What IS a carbon nanotube?

It's not a simple question, and there are lots of top scientists asking the question right now.

Most molecules have a fixed formula - ethanol for example has 2 carbon atoms, 6 hydrogens and an oxygen, arrange them in a certain way and hey presto - ethanol! Arrange them any other way, or any other combination of atoms, and one thing's for sure - it's not ethanol. But there's no such thing as a 'standard' carbon nanotube; they come in all shapes and sizes. And the trouble is that the pen-and-paper model of a carbon nanotube - a rolled up sheet of graphene joined along the edges to form a tube - is a long way from the reality.

Real carbon nanotubes normally have multiple tubes within tubes, but depending on how they were made, and how they were then purified, there can be vast differences.

Some still have metal catalyst particles (nanoparticles) either at the tips of the tubes or in the sample. It's fair to say that no sample of nanotubes is ever totally 'clean', but some have only tiny amounts of amorphous carbon (soot-like carbon) stuck to their surfaces, other samples can be maybe down to only 60% nanotubes with the rest made up of lumps of soot, large 'carbon onions', graphite flakes, etc.

Then there's the question of whether the tubes are really separated out, or are stuck together in bundles. And are they pure? Often there's many impurities, like nitrogen or oxygen, either embedded in the tubes or stuck to the tube surfaces, or solvents stuck to their surfaces. And how long are they? That can change radically from sample to sample.

Finally - those nice walls of hexagons? Depending on how the tubes are grown, the walls can vary from something close to this, to a mish-mash of wobbly irregular walls filled with defects, kinks, bends and junctions; a sort of crazy Picasso rendering of a nanotube that's almost not a tube at all.


The trouble is, that all these variations are important, as each and every one can radically change the properties of the material. You want to know if a sample of nanotubes is toxic? Well, what sort of tubes, and how are they treated? If there are metal nanoparticles present, this could strongly affect their toxicity, and so could many of the other variations described above. Equally if you want to use them in a plastic composite to strengthen it, in a thin film to make it electrically conductive - or in a gas sensor - all of these variations in tube type can dominate the response you get.

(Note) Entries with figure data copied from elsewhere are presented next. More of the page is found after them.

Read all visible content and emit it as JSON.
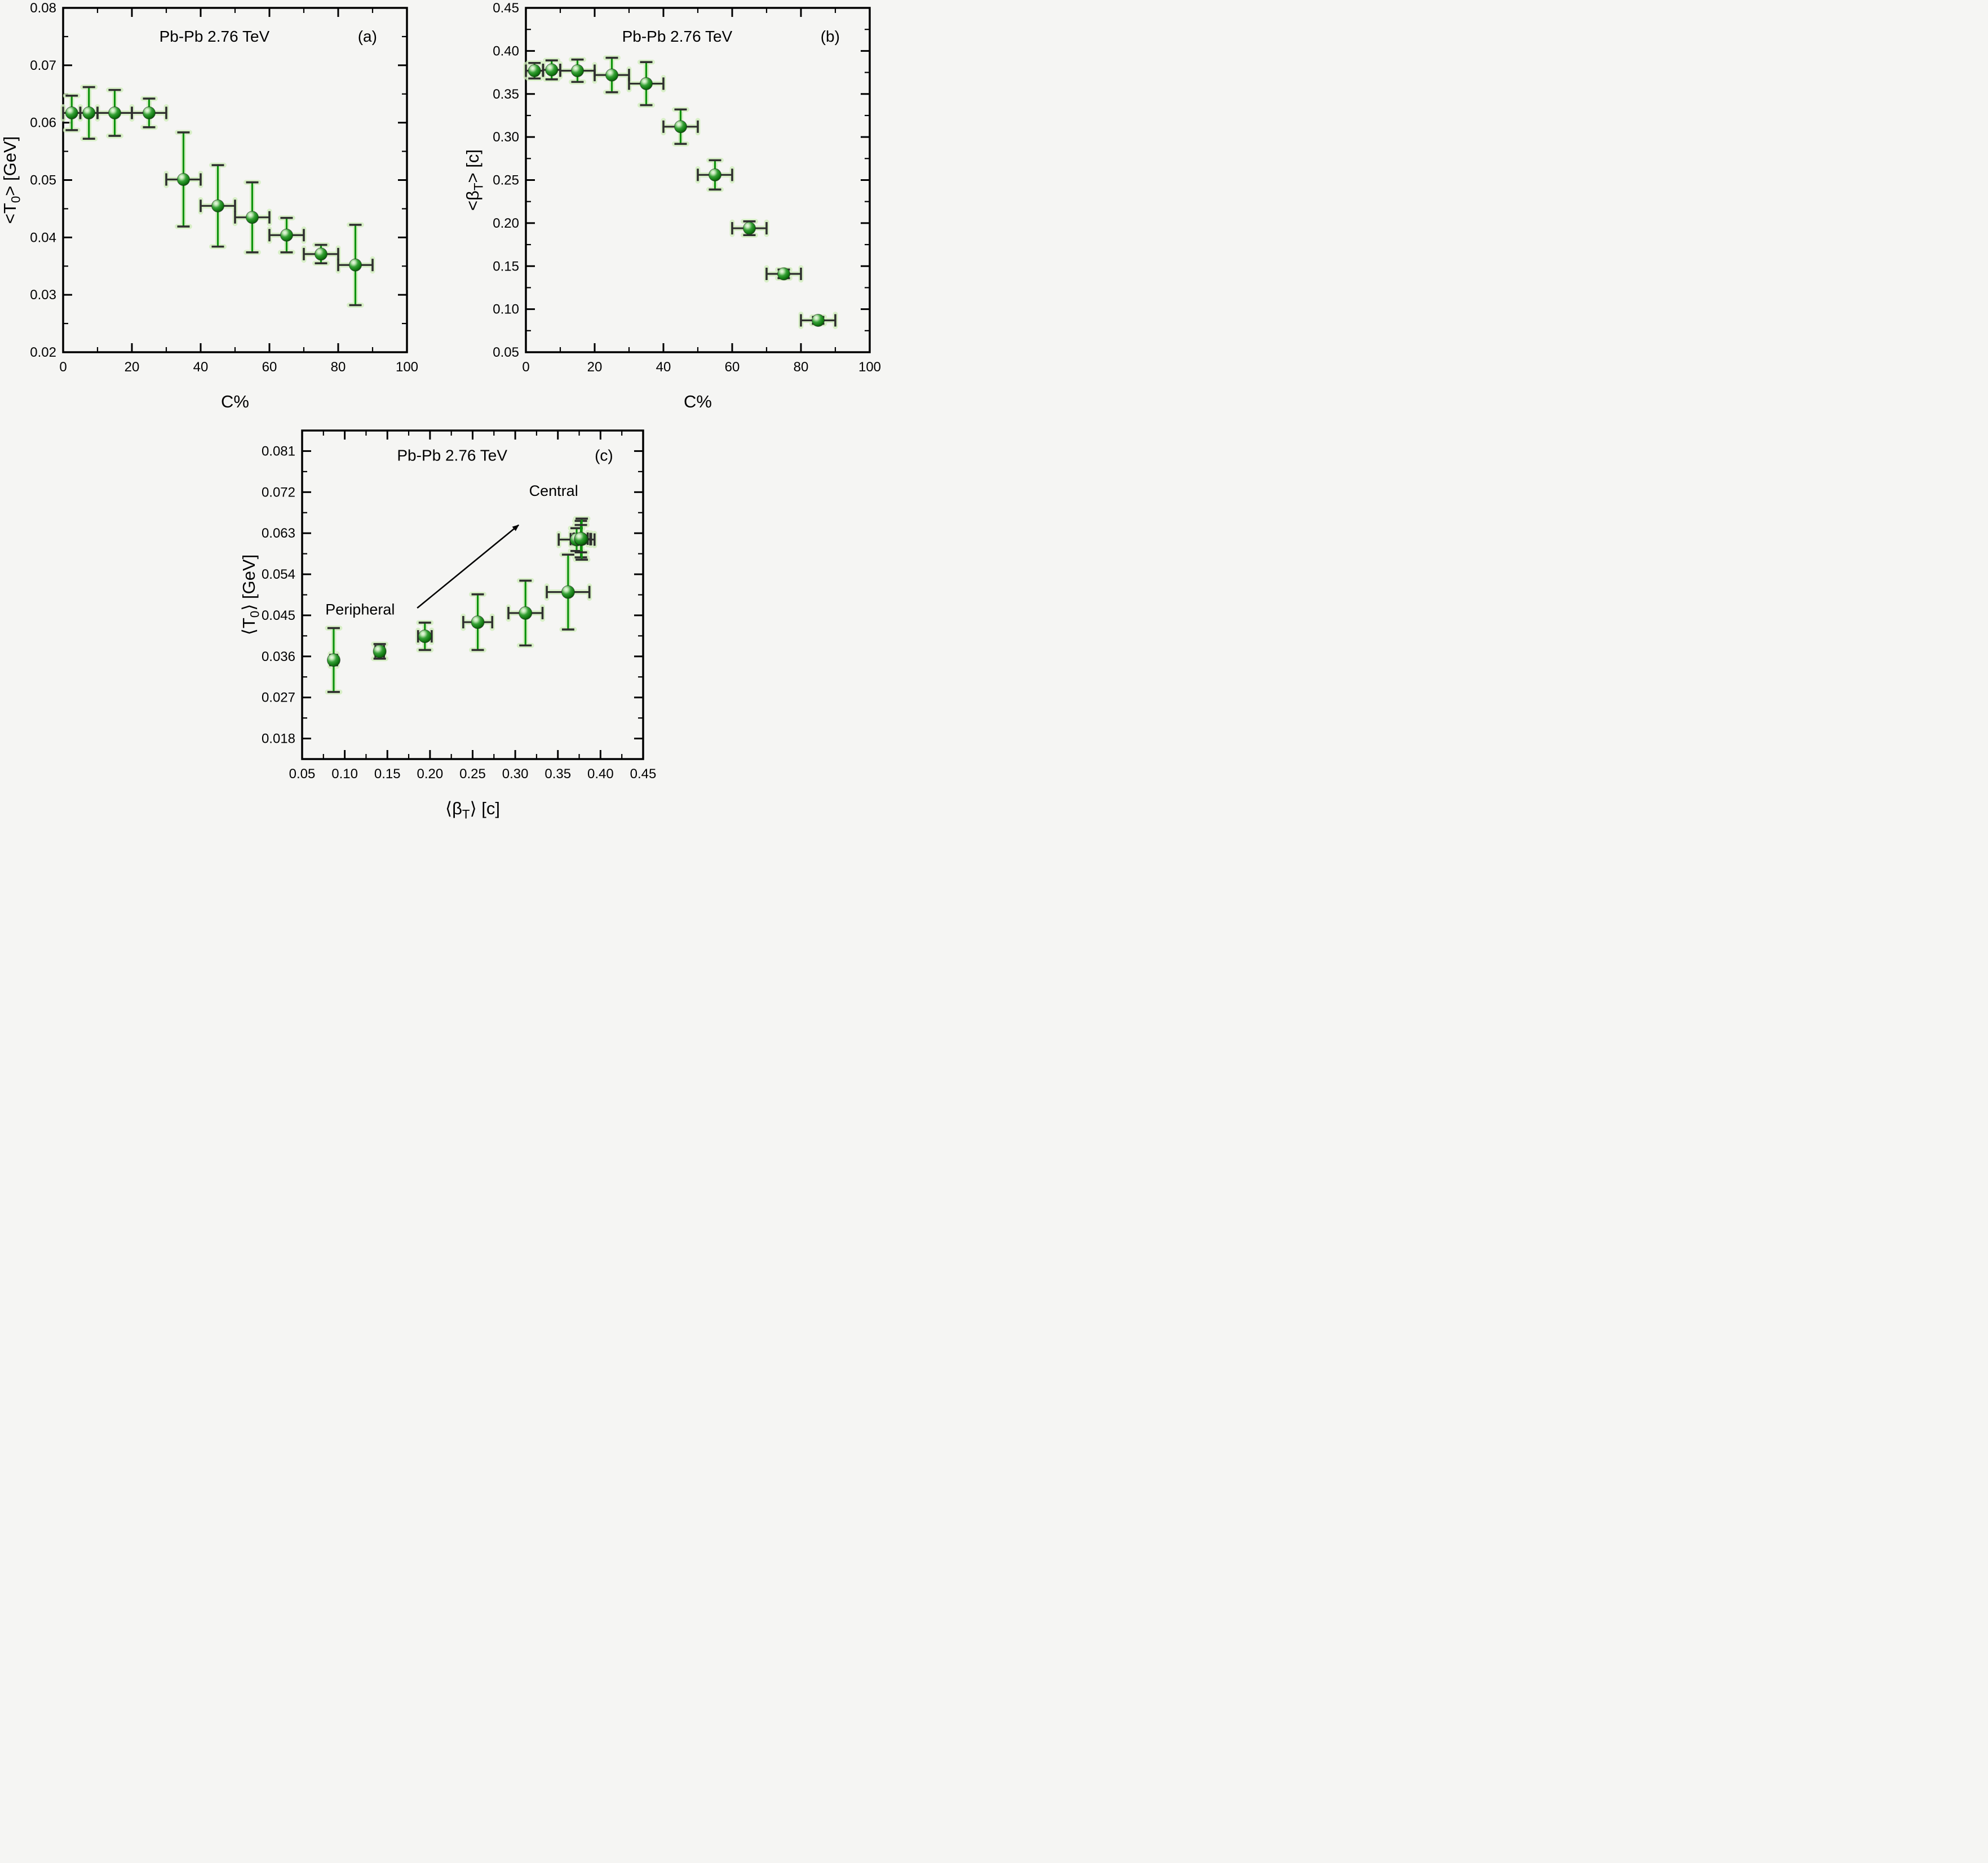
{
  "figure": {
    "experiment_title": "Pb-Pb  2.76 TeV",
    "colors": {
      "background": "#f5f5f3",
      "axis": "#000000",
      "text": "#000000",
      "error_green": "#0c930c",
      "error_dark": "#2f2f2f",
      "glow": "#d2eebd",
      "ball_light": "#eef9ea",
      "ball_mid": "#36a136",
      "ball_dark": "#0a4f0a",
      "arrow": "#000000"
    }
  },
  "chart_data": [
    {
      "id": "a",
      "type": "scatter",
      "title": "Pb-Pb  2.76 TeV",
      "panel_label": "(a)",
      "xlabel_parts": [
        "C%"
      ],
      "ylabel_parts": [
        "<T",
        "0",
        "> [GeV]"
      ],
      "xlim": [
        0,
        100
      ],
      "ylim": [
        0.02,
        0.08
      ],
      "xticks_major": [
        0,
        20,
        40,
        60,
        80,
        100
      ],
      "xtick_labels": [
        "0",
        "20",
        "40",
        "60",
        "80",
        "100"
      ],
      "xticks_minor": [
        10,
        30,
        50,
        70,
        90
      ],
      "yticks_major": [
        0.02,
        0.03,
        0.04,
        0.05,
        0.06,
        0.07,
        0.08
      ],
      "ytick_labels": [
        "0.02",
        "0.03",
        "0.04",
        "0.05",
        "0.06",
        "0.07",
        "0.08"
      ],
      "yticks_minor": [
        0.025,
        0.035,
        0.045,
        0.055,
        0.065,
        0.075
      ],
      "x": [
        2.5,
        7.5,
        15,
        25,
        35,
        45,
        55,
        65,
        75,
        85
      ],
      "xerr": [
        2.5,
        2.5,
        5,
        5,
        5,
        5,
        5,
        5,
        5,
        5
      ],
      "y": [
        0.0617,
        0.0617,
        0.0617,
        0.0617,
        0.0501,
        0.0455,
        0.0435,
        0.0404,
        0.0371,
        0.0352
      ],
      "yerr": [
        0.003,
        0.0045,
        0.004,
        0.0025,
        0.0082,
        0.0071,
        0.0061,
        0.003,
        0.0016,
        0.007
      ],
      "marker_r": 11,
      "title_fx": 0.44,
      "letter_fx": 0.885,
      "title_fy": 0.082
    },
    {
      "id": "b",
      "type": "scatter",
      "title": "Pb-Pb  2.76 TeV",
      "panel_label": "(b)",
      "xlabel_parts": [
        "C%"
      ],
      "ylabel_parts": [
        "<β",
        "T",
        "> [c]"
      ],
      "xlim": [
        0,
        100
      ],
      "ylim": [
        0.05,
        0.45
      ],
      "xticks_major": [
        0,
        20,
        40,
        60,
        80,
        100
      ],
      "xtick_labels": [
        "0",
        "20",
        "40",
        "60",
        "80",
        "100"
      ],
      "xticks_minor": [
        10,
        30,
        50,
        70,
        90
      ],
      "yticks_major": [
        0.05,
        0.1,
        0.15,
        0.2,
        0.25,
        0.3,
        0.35,
        0.4,
        0.45
      ],
      "ytick_labels": [
        "0.05",
        "0.10",
        "0.15",
        "0.20",
        "0.25",
        "0.30",
        "0.35",
        "0.40",
        "0.45"
      ],
      "yticks_minor": [
        0.075,
        0.125,
        0.175,
        0.225,
        0.275,
        0.325,
        0.375,
        0.425
      ],
      "x": [
        2.5,
        7.5,
        15,
        25,
        35,
        45,
        55,
        65,
        75,
        85
      ],
      "xerr": [
        2.5,
        2.5,
        5,
        5,
        5,
        5,
        5,
        5,
        5,
        5
      ],
      "y": [
        0.377,
        0.378,
        0.377,
        0.372,
        0.362,
        0.312,
        0.256,
        0.194,
        0.141,
        0.087
      ],
      "yerr": [
        0.009,
        0.011,
        0.013,
        0.02,
        0.025,
        0.02,
        0.017,
        0.008,
        0.005,
        0.004
      ],
      "marker_r": 11,
      "title_fx": 0.44,
      "letter_fx": 0.885,
      "title_fy": 0.082
    },
    {
      "id": "c",
      "type": "scatter",
      "title": "Pb-Pb  2.76 TeV",
      "panel_label": "(c)",
      "xlabel_parts": [
        "⟨β",
        "T",
        "⟩ [c]"
      ],
      "ylabel_parts": [
        "⟨T",
        "0",
        "⟩ [GeV]"
      ],
      "xlim": [
        0.05,
        0.45
      ],
      "ylim": [
        0.0135,
        0.0855
      ],
      "xticks_major": [
        0.05,
        0.1,
        0.15,
        0.2,
        0.25,
        0.3,
        0.35,
        0.4,
        0.45
      ],
      "xtick_labels": [
        "0.05",
        "0.10",
        "0.15",
        "0.20",
        "0.25",
        "0.30",
        "0.35",
        "0.40",
        "0.45"
      ],
      "xticks_minor": [
        0.075,
        0.125,
        0.175,
        0.225,
        0.275,
        0.325,
        0.375,
        0.425
      ],
      "yticks_major": [
        0.018,
        0.027,
        0.036,
        0.045,
        0.054,
        0.063,
        0.072,
        0.081
      ],
      "ytick_labels": [
        "0.018",
        "0.027",
        "0.036",
        "0.045",
        "0.054",
        "0.063",
        "0.072",
        "0.081"
      ],
      "yticks_minor": [
        0.0225,
        0.0315,
        0.0405,
        0.0495,
        0.0585,
        0.0675,
        0.0765
      ],
      "x": [
        0.087,
        0.141,
        0.194,
        0.256,
        0.312,
        0.362,
        0.372,
        0.377,
        0.378,
        0.377
      ],
      "xerr": [
        0.004,
        0.005,
        0.008,
        0.017,
        0.02,
        0.025,
        0.021,
        0.012,
        0.01,
        0.008
      ],
      "y": [
        0.0352,
        0.0371,
        0.0404,
        0.0435,
        0.0455,
        0.0501,
        0.0616,
        0.0617,
        0.0617,
        0.0618
      ],
      "yerr": [
        0.007,
        0.0016,
        0.003,
        0.0061,
        0.0071,
        0.0082,
        0.0025,
        0.004,
        0.0045,
        0.003
      ],
      "marker_r": 11.5,
      "title_fx": 0.44,
      "letter_fx": 0.885,
      "title_fy": 0.075,
      "annotations": [
        {
          "text": "Peripheral",
          "x": 0.118,
          "y": 0.0452
        },
        {
          "text": "Central",
          "x": 0.345,
          "y": 0.0712
        }
      ],
      "arrow": {
        "x1": 0.185,
        "y1": 0.0466,
        "x2": 0.304,
        "y2": 0.0648
      }
    }
  ]
}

That's why the scientific literature on nanotubes is such a tangled and confusing web of results. Different experiments can often contradict each other, a result found by one group can prove frustratingly difficult to reproduce by another. Often the reason lies in exactly what nanotubes were used, and how they were treated before the experiment began.

As a result there's a increasing drive within the nanotube community to come up with a set of standards; an attempt to define a 'standard nanotube sample', whatever that will be, so scientists can be sure they are comparing like with like. As you can imagine, this is a formidable question, as it touches not just on standards for nanotube production and cleaning, but also on the techniques used by the scientists to then measure what they have.

We had a good (short) debate at NanoteC08 about this, and hope to have a longer programmed discussion next year. In the US, NIST (the National Institute for Standards and Technology) are organising a meeting to work through the issues, and have produced a draft report on measurement standards that's useful reading for anyone in the field. In the near future the International Standards Organisation (ISO) is working with various international bodies such as the American National Standards Institute (ANSI) to begin setting standards. So hopefully in the next year or two we may finally get an official standardised answer to the question - what IS a carbon nanotube?